George Osborne’s Autumn Statement was a disappointment for those hoping for a reappraisal of the way retirees’ income drawdown limits are calculated. Income drawdown maximums are currently based on 120% of your annuity rate as calculated by the Government’s Actuary Department (GAD). They remain hard-wired to 15-year gilt yield prices which themselves are based on Government debt levels and thus pricing. So for example the Government’s initiative of Quantitative Easing which helped dig the UK economy out of its latest hole, also had a negative effect on annuity prices because it forced a devaluation of government debt (there is just too much of it around!).

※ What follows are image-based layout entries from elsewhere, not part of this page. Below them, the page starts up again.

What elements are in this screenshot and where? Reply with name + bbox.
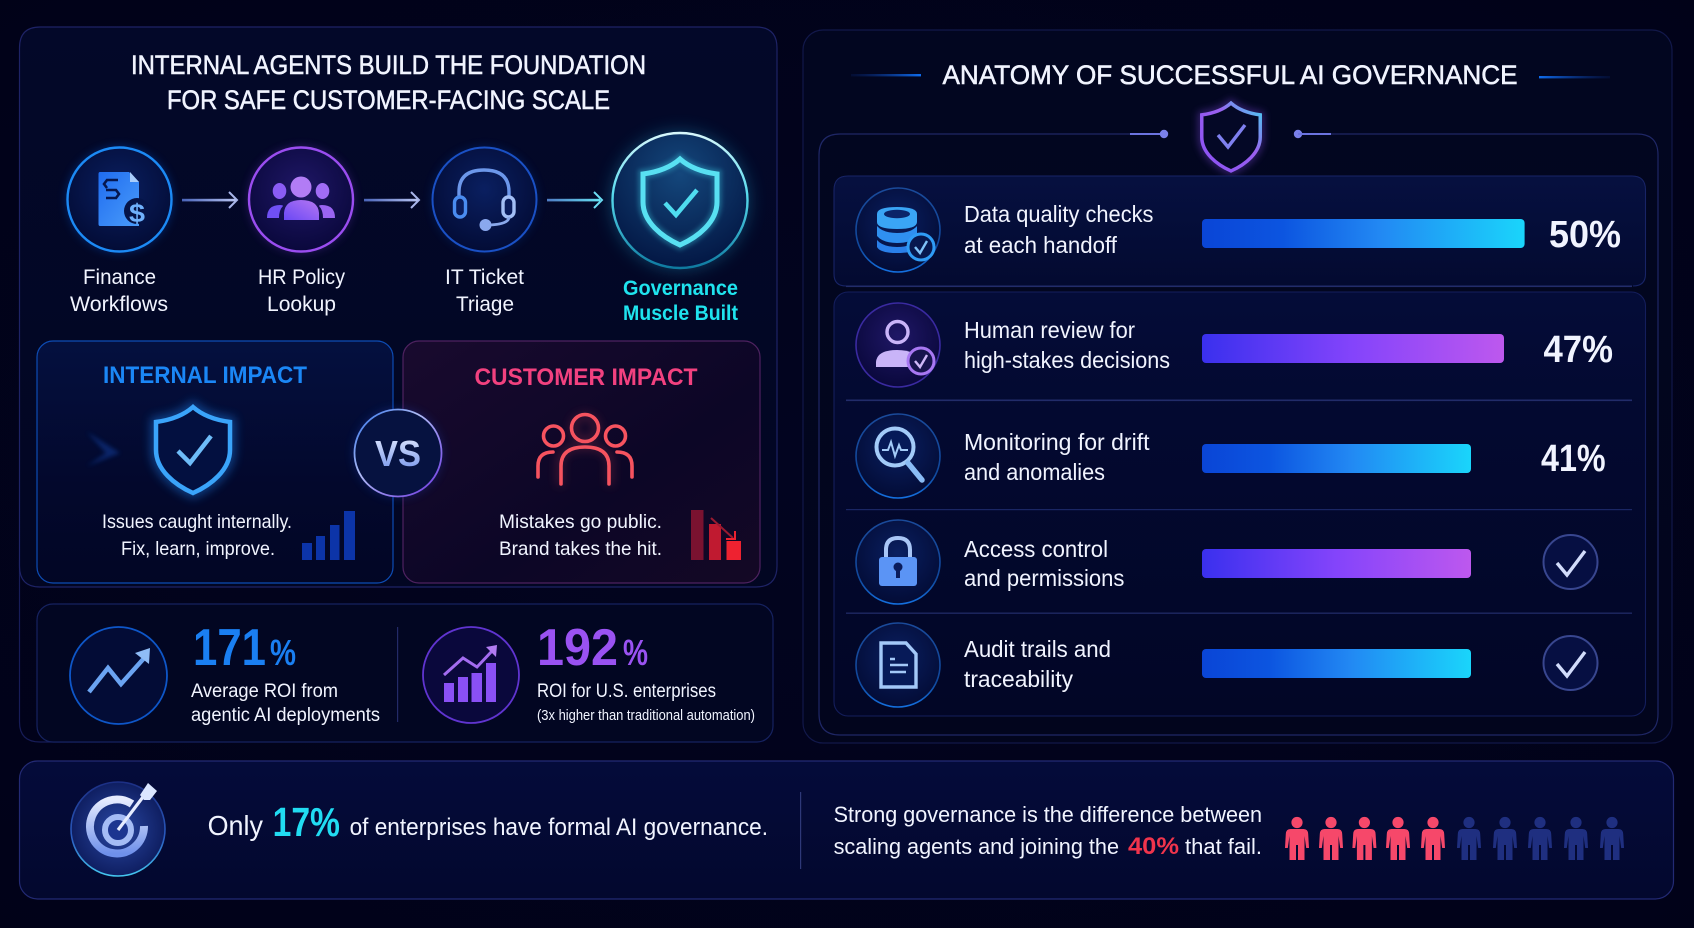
row: access control	[856, 520, 1598, 604]
icon: padlock	[856, 520, 940, 604]
title	[131, 50, 646, 115]
icon: pictogram of ten people	[1285, 817, 1624, 860]
step: governance muscle built	[612, 132, 748, 325]
value: %	[623, 632, 648, 673]
label: Lookup	[267, 293, 336, 316]
icon: document	[856, 623, 940, 707]
icon: database check	[856, 188, 940, 272]
label: Audit trails and	[964, 636, 1111, 662]
icon: shield	[156, 407, 230, 493]
label: HR Policy	[258, 266, 345, 289]
icon: trend arrow	[70, 627, 167, 724]
label: Triage	[456, 293, 514, 316]
label	[964, 536, 1124, 591]
title: INTERNAL AGENTS BUILD THE FOUNDATION	[131, 50, 646, 80]
value: 171	[193, 619, 266, 677]
icon: rising bars	[302, 511, 355, 560]
bar	[1202, 649, 1471, 678]
arrow	[182, 192, 237, 208]
icon: target	[71, 782, 165, 876]
title: FOR SAFE CUSTOMER-FACING SCALE	[167, 85, 610, 115]
label: and permissions	[964, 565, 1124, 591]
heading: INTERNAL IMPACT	[103, 362, 307, 389]
label	[623, 276, 738, 325]
step: hr policy lookup	[249, 148, 353, 316]
icon: glowing shield	[612, 132, 748, 268]
vs badge: VS	[375, 433, 421, 474]
row container	[834, 176, 1646, 716]
label	[258, 266, 345, 316]
label: Data quality checks	[964, 201, 1154, 227]
check badge	[1544, 636, 1598, 690]
caption: (3x higher than traditional automation)	[537, 708, 755, 724]
panel: customer impact	[403, 341, 760, 583]
label: Workflows	[70, 293, 168, 316]
icon: growth chart	[423, 627, 519, 723]
text	[499, 511, 662, 560]
callout: forty percent: Strong governance is the difference between	[834, 802, 1262, 827]
icon: magnifier	[856, 414, 940, 498]
panel: internal impact	[37, 341, 393, 583]
icon: finance document: $	[129, 198, 146, 228]
label	[964, 317, 1170, 373]
label	[445, 266, 524, 316]
row: data quality	[856, 188, 1621, 272]
label: Monitoring for drift	[964, 429, 1150, 455]
callout: forty percent: scaling agents and joining the	[834, 834, 1119, 859]
row: audit trails	[856, 623, 1598, 707]
label: Governance	[623, 276, 738, 300]
icon: gradient shield	[1202, 103, 1260, 171]
icon: finance document	[68, 148, 172, 252]
text: Fix, learn, improve.	[121, 538, 275, 560]
text: Brand takes the hit.	[499, 538, 662, 560]
label	[964, 429, 1150, 485]
text: Mistakes go public.	[499, 511, 662, 533]
label: Finance	[83, 266, 156, 289]
heading: CUSTOMER IMPACT	[474, 364, 698, 391]
banner	[20, 761, 1674, 899]
value: 192	[537, 619, 618, 677]
panel: roi stats	[37, 604, 773, 742]
label: at each handoff	[964, 232, 1117, 258]
label: Muscle Built	[623, 301, 738, 325]
callout: seventeen percent: of enterprises have formal AI governance.	[350, 814, 768, 841]
callout: seventeen percent: 17%	[273, 799, 340, 845]
vs badge	[354, 409, 442, 497]
stat: 171 percent	[70, 619, 380, 726]
stat: 192 percent	[423, 619, 755, 724]
label	[964, 201, 1154, 258]
row: human review	[856, 303, 1613, 387]
caption: Average ROI from	[191, 681, 338, 702]
bar	[1202, 334, 1504, 363]
value: 50%	[1549, 214, 1621, 256]
panel: internal agents foundation	[20, 27, 777, 742]
caption	[191, 681, 380, 726]
callout: forty percent: 40%	[1128, 833, 1179, 860]
icon: person check	[856, 303, 940, 387]
panel: anatomy of successful ai governance	[803, 30, 1672, 743]
label	[70, 266, 168, 316]
value: 47%	[1544, 329, 1613, 371]
label	[964, 636, 1111, 692]
caption	[537, 681, 755, 724]
icon: outlined people	[538, 414, 632, 484]
text: Issues caught internally.	[102, 511, 292, 533]
caption: ROI for U.S. enterprises	[537, 681, 716, 702]
step: finance workflows	[68, 148, 172, 316]
arrow	[547, 192, 602, 208]
label: Human review for	[964, 317, 1135, 343]
check badge	[1544, 535, 1598, 589]
icon: headset	[432, 148, 536, 252]
step: it ticket triage	[432, 148, 536, 316]
caption: agentic AI deployments	[191, 705, 380, 726]
label: IT Ticket	[445, 266, 524, 289]
callout: seventeen percent	[208, 799, 768, 845]
bar	[1202, 549, 1471, 578]
icon: people	[249, 148, 353, 252]
bar	[1202, 444, 1471, 473]
callout: forty percent	[834, 802, 1262, 860]
bar	[1202, 219, 1525, 248]
value: %	[270, 632, 296, 673]
label: high-stakes decisions	[964, 347, 1170, 373]
icon: falling bars	[691, 510, 741, 560]
row: monitoring	[856, 414, 1606, 498]
label: traceability	[964, 666, 1073, 692]
label: and anomalies	[964, 459, 1105, 485]
value: 41%	[1541, 438, 1606, 480]
callout: forty percent: that fail.	[1185, 834, 1262, 859]
arrow	[364, 192, 419, 208]
text	[102, 511, 292, 560]
inner frame	[819, 130, 1658, 735]
label: Access control	[964, 536, 1108, 562]
heading: ANATOMY OF SUCCESSFUL AI GOVERNANCE	[942, 60, 1518, 90]
callout: seventeen percent: Only	[208, 810, 263, 841]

So gilt prices, despite recent upwards trends, are still operating at historically low levels and are facing the prospect of fresh downward pressure as EU Solvency II rules - coming into effect from 1st January next year – demand that pension funds hold more low performing government bonds in order to satisfy tougher capital risk management requirements.

As a result, pensioners in Income Drawdown will continue to see their incomes fall even with the reversing of the poor 2011 HM Treasury decision to reduce the GAD limit from 120% to 100%. This change was announced in Mr Osborne’s March 2013 budget speech as follows: “As annuity rates have fallen, and with the prognosis not looking particularly good, drawdown has been seen as a real alternative, providing a similar level of income but with much more flexibility and investment risk substituted for the certainty but inflexibility of an annuity.”

In this same budget speech he announced a review of GAD calculations to ensure they continue to reflect the annuity market. But we found out this week in his Autumn Statement that this eight-month review has resulted in no change to GAD calculations, despite real and increasingly vocal concern that they present overly pessimistic view of what funds can afford in terms of a retirement income.

So what might have happened to GAD calculations? There was some conjecture over the summer that GAD rates should be set based on a far more ‘real world’ mixture of gilts and investment-grade corporate bond performances.

GAD tables are not anywhere near reflective enough of what the pensioner can really afford at a given point in time. Income drawdown maximums should be based on a more dynamic assessment based on age, health profile, size of the total fund and individual fund performance profiles. By so doing it will be possible for all those in income drawdown to take a retirement income that is much more closely aligned with performance of the funds they are invested in. In short drawdown maximums ought to be based on an accurate assessment of the funds’ ability to continue to provide the target income in retirement. 120% of the current GAD figure is too rigid and frankly too negative an assessment of what’s possible.